А я до сих пор так реагирую на посторонних мужчин — это значит только одно — я не отпустила.
В голове более менее проясняется. Дышать становится легче.
— Юля… Андреевна, — шеф едва заметно запинается перед отчеством, но продолжает, — с вами все в порядке?
— Да, да, — отвечаю не спеша. Потому что действительно “да”, уже все нормально. Потому что исчезла угроза священному трио, я-любовь-он, которое я очень ценю, а точнее выпала последняя составляющая и этого трио больше не существует, а значит и защищать нечего. — Извините, Александр Игоревич, просто стало немного не хорошо. Сейчас все в порядке.
Мужчина бросает еще один настороженный взгляд и снова возвращает взгляд на дорогу. Теперь мы поменялись местами — я уже не так напряжена, а он не так спокоен.
Я себя просто накручиваю. Мы расстались с Антоном, а шеф не проявляет ко мне никакого особого внимания. Все. Точка.
— Александр Игоревич, сверните пожалуйста здесь, — показываю поворот, который мне нужен.
У меня есть еще одно дело, про которое почти забыла, но сделать надо.
— Зачем? — интересуется шеф, но поворачивает, куда прошу. Он уже подвозил меня и точно знает, что до моего дома еще не близко.
— Остановите, пожалуйста у супермаркета, — игнорирую его вопрос, — спасибо, что подвезли.
Как только машина тормозит на стоянке, выскальзываю за дверь и отрезаю от себя все, что происходило сегодня вечером.
Я не понимаю, что это было, не понимаю, что происходит, но и думать об этом сейчас не хочу. Просто заставляю себя переключиться на то, что собираюсь сделать, переключаю себя на рабочий лад.
Покупаю килограмм апельсинов, которые точно знаю не пригодятся и иду в нужном мне направлении. Дорога, несколько дворов и вот искомая старая пятиэтажка.
В подъезд попадаю без труда — домофон не работает. Лестница. Дверь. Звонок.
— Здравствуй мой хороший. Соскучился?
Успели от героев отдохнуть? Продолжаем =))

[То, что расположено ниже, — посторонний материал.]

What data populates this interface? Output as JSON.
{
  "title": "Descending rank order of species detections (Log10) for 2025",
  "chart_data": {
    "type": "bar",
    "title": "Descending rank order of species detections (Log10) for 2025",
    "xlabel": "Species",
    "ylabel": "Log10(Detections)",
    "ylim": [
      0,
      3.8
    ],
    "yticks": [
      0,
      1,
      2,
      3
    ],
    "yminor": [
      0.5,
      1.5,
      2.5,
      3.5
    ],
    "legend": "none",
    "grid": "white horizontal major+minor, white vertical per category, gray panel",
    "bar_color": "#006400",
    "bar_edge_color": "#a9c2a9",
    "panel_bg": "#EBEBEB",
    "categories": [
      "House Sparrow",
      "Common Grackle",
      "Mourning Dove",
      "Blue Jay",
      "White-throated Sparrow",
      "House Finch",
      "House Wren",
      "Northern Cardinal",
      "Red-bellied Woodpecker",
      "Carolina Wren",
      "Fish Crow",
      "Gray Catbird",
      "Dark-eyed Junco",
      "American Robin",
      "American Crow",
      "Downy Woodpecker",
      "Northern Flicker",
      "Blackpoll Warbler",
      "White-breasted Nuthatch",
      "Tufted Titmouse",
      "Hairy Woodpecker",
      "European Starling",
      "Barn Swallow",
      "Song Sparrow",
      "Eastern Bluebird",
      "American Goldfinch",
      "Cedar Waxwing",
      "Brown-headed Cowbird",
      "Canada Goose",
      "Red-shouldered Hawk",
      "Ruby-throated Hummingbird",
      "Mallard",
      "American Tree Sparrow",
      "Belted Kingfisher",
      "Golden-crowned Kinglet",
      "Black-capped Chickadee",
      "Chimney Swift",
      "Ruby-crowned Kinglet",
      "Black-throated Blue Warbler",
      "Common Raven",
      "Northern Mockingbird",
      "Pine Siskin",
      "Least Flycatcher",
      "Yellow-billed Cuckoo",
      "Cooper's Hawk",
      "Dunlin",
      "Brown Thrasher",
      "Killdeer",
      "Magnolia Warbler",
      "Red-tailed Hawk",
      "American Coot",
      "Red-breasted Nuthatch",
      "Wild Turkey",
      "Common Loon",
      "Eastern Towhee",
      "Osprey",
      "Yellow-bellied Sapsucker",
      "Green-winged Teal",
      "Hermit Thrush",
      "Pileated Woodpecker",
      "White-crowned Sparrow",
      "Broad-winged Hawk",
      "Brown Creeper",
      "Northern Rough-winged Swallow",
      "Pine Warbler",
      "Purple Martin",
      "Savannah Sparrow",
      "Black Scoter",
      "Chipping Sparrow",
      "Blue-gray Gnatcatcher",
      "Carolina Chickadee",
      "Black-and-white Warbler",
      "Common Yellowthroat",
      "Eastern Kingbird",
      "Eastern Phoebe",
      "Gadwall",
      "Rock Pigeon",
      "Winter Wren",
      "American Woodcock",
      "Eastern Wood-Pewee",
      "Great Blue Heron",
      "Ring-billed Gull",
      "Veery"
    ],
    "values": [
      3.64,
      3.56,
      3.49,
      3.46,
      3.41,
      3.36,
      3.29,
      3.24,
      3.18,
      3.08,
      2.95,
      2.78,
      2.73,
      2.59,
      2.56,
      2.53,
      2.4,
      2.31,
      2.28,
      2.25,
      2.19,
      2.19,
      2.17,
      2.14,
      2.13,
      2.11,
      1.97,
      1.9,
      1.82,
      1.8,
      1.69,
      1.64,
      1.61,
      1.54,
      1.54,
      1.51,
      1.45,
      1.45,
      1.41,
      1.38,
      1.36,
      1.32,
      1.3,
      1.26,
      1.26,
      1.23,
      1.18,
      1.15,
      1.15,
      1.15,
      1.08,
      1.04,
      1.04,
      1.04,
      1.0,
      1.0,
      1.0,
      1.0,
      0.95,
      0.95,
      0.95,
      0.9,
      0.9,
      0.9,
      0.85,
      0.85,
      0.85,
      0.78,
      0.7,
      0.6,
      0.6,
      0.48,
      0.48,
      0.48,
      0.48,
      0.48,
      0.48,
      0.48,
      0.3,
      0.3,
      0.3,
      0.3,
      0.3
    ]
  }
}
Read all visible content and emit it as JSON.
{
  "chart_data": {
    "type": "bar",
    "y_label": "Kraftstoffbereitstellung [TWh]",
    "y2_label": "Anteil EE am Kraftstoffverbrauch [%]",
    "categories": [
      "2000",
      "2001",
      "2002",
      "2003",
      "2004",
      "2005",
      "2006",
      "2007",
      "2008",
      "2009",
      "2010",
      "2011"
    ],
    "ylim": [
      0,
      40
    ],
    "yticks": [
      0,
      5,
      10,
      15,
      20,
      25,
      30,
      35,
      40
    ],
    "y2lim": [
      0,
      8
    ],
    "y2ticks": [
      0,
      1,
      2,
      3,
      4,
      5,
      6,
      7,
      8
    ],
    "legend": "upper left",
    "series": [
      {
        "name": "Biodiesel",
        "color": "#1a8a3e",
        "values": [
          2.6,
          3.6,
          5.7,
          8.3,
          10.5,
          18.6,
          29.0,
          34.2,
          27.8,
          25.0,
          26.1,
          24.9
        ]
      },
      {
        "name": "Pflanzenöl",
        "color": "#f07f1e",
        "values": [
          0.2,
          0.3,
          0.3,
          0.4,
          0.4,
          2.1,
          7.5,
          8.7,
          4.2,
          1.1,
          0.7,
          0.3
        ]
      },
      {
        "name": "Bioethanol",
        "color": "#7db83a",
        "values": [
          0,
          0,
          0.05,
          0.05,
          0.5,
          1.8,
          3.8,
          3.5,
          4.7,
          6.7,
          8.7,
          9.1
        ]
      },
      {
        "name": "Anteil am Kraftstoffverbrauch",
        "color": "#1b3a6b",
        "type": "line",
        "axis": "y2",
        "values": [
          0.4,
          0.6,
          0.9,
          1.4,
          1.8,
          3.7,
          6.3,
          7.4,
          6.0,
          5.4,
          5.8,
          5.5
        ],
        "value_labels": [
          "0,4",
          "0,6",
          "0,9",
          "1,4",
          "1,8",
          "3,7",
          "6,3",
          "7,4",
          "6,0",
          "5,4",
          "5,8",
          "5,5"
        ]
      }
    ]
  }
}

— Андреевна, ты? — мой подопечный, Гриша, встречает меня растрепанным и с глазами “по пять копеек”.
Ясно, что не ждал. А вот у меня план, навестить нашего горе больного возник сразу, как Аня рассказала о его больничном.
— Не узнал? Так сильно изменилась за две недели? — улыбаюсь.
— Нет, я это… — чешет затылок опустив глаза, сразу видно, что застала врасплох.
— Решила навестить, мне сказали, что ты заболел. Апельсинчиков вот принесла, — трясу перед растерянным мужчиной пакетом с покупками.